Institute for Risk Assessment Sciences (IRAS), Utrecht University, Utrecht, the Netherlands.
Alcohol Clin Exp Res. 2018 Apr;42(4):691-697. doi: 10.1111/acer.13610. Epub 2018 Feb 27.
At a group level, hangover severity during the day has been described to follow an inverted U-shaped curve, with gradually increasing severity scores that, after reaching a peak, gradually decrease toward zero. The aim of this study was to examine if and how individual drinkers' hangover severity scores vary during the day.
Data from a survey (Penning et al., ) in which 727 drinkers reported on their latest alcohol hangover were reanalyzed. The temporal pattern of each individual's hangover was first categorized as belonging to 1 of 6 types based on predefined temporal characteristics.
Three dominant hangover patterns emerged as comprising more than 95% of the sample: (i) a continuous decline hangover (Severity Type 1 hangover, 54.5%), (ii) a steady state hangover (Severity Type 2 hangover, 19.1%), and (iii) an inverted U-shaped curve hangover (Severity Type 3 hangover, 21.8%). Of these 3 patterns, Severity Type 2 hangovers are associated with significantly less alcohol consumption and with having the lowest severity scores of individual hangover symptoms. Severity Type 1 hangovers are associated with having the highest severity of individual hangover symptoms. In line with significantly lower levels of alcohol consumption, Severity Type 2 hangovers were significantly more often observed in women when compared to men. Severity Type 1 hangovers were significantly more common in men than in women. Severity Type 3 hangovers, characterized by the increased presence of gastrointestinal complaints, were equally commonly experienced in men and women.
This study revealed that the temporal pattern of hangover severity can follow marked interindividual variability. Three common temporal patterns were identified, which are uniquely related to the amount of alcohol consumed and the presence and severity of different individual hangover symptoms.

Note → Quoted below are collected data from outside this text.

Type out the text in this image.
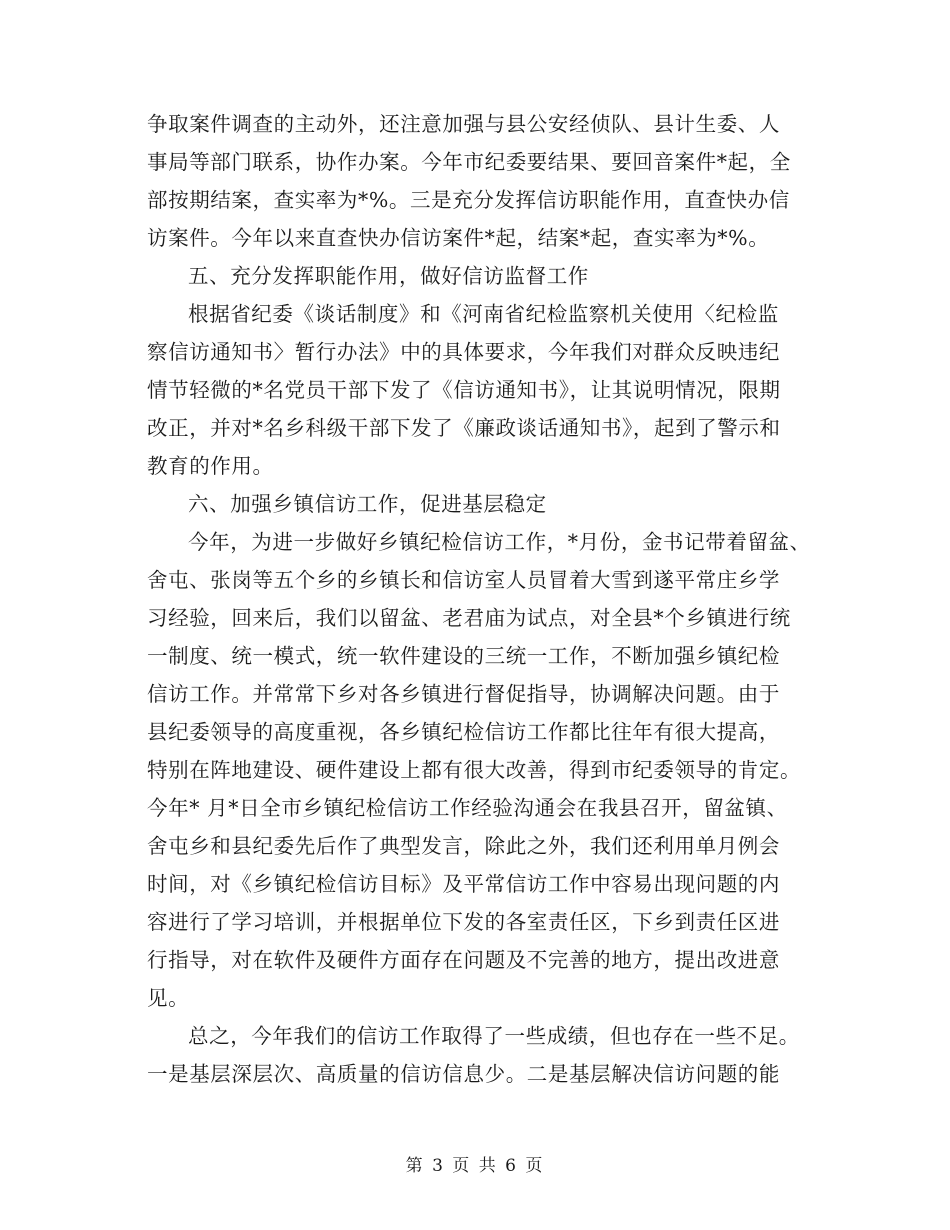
争取案件调查的主动外，还注意加强与县公安经侦队、县计生委、人
事局等部门联系，协作办案。今年市纪委要结果、要回音案件*起，全
部按期结案，查实率为*%。三是充分发挥信访职能作用，直查快办信
访案件。今年以来直查快办信访案件*起，结案*起，查实率为*%。
五、充分发挥职能作用，做好信访监督工作
根据省纪委《谈话制度》和《河南省纪检监察机关使用〈纪检监
察信访通知书〉暂行办法》中的具体要求，今年我们对群众反映违纪
情节轻微的*名党员干部下发了《信访通知书》，让其说明情况，限期
改正，并对*名乡科级干部下发了《廉政谈话通知书》，起到了警示和
教育的作用。
六、加强乡镇信访工作，促进基层稳定
今年，为进一步做好乡镇纪检信访工作，*月份，金书记带着留盆、
舍屯、张岗等五个乡的乡镇长和信访室人员冒着大雪到遂平常庄乡学
习经验，回来后，我们以留盆、老君庙为试点，对全县*个乡镇进行统
一制度、统一模式，统一软件建设的三统一工作，不断加强乡镇纪检
信访工作。并常常下乡对各乡镇进行督促指导，协调解决问题。由于
县纪委领导的高度重视，各乡镇纪检信访工作都比往年有很大提高，
特别在阵地建设、硬件建设上都有很大改善，得到市纪委领导的肯定。
今年* 月*日全市乡镇纪检信访工作经验沟通会在我县召开，留盆镇、
舍屯乡和县纪委先后作了典型发言，除此之外，我们还利用单月例会
时间，对《乡镇纪检信访目标》及平常信访工作中容易出现问题的内
容进行了学习培训，并根据单位下发的各室责任区，下乡到责任区进
行指导，对在软件及硬件方面存在问题及不完善的地方，提出改进意
见。
总之，今年我们的信访工作取得了一些成绩，但也存在一些不足。
一是基层深层次、高质量的信访信息少。二是基层解决信访问题的能
第 3 页 共 6 页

Better understanding of individual differences in hangover typology may help to delineate mechanisms underlying alcohol hangover.

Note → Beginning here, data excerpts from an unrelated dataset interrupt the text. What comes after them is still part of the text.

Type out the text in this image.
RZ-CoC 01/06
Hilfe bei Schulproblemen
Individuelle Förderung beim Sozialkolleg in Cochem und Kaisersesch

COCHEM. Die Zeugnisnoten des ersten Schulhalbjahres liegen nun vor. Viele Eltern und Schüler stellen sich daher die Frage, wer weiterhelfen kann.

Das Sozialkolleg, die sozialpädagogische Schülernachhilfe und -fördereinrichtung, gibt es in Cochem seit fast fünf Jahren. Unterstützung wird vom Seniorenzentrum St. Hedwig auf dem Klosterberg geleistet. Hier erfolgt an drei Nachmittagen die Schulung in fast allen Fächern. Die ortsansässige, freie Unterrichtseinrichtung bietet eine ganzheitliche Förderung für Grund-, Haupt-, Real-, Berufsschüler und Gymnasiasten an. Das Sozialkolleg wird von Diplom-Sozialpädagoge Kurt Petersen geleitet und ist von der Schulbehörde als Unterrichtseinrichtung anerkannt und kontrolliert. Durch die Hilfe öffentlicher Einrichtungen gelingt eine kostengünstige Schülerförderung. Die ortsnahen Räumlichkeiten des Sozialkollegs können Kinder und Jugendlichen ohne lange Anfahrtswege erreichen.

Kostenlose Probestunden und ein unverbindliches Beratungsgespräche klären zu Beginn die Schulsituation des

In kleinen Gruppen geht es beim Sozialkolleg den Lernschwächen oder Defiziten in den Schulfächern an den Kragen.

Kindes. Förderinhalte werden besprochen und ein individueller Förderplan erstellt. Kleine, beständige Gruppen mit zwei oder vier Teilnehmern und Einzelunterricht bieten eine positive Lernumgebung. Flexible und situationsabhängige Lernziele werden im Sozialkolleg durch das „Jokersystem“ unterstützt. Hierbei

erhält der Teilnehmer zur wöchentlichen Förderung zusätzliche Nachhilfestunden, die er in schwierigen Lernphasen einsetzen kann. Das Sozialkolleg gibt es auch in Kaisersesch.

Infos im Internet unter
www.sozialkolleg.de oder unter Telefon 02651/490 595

在群体水平上,日间宿醉的严重程度已被描述为呈倒 U 形曲线,严重程度评分逐渐增加,达到峰值后逐渐降至零。本研究旨在检验个体宿醉者的严重程度评分是否以及如何在日间发生变化。
对一项调查(Penning 等人,)的数据进行了重新分析,该调查中 727 名饮酒者报告了他们最近的酒精宿醉情况。首先,根据预设的时间特征,将每个人的宿醉时间模式分为 6 种类型之一。
三种主要的宿醉模式占样本的 95%以上:(i)持续下降的宿醉(严重程度 1 型宿醉,54.5%),(ii)稳定状态的宿醉(严重程度 2 型宿醉,19.1%),和(iii)倒 U 型曲线的宿醉(严重程度 3 型宿醉,21.8%)。在这 3 种模式中,严重程度 2 型宿醉与饮酒量显著减少且个体宿醉症状的严重程度最低有关。严重程度 1 型宿醉与个体宿醉症状的严重程度最高有关。与饮酒量显著降低一致,严重程度 2 型宿醉在女性中比男性更常见。严重程度 1 型宿醉在男性中比女性更常见。严重程度 3 型宿醉以胃肠道不适症状的增加为特征,在男性和女性中同样常见。
本研究表明,宿醉严重程度的时间模式可能存在明显的个体间差异。确定了三种常见的时间模式,它们与饮酒量以及不同个体宿醉症状的存在和严重程度有关。更好地了解宿醉类型的个体差异可能有助于阐明酒精宿醉的潜在机制。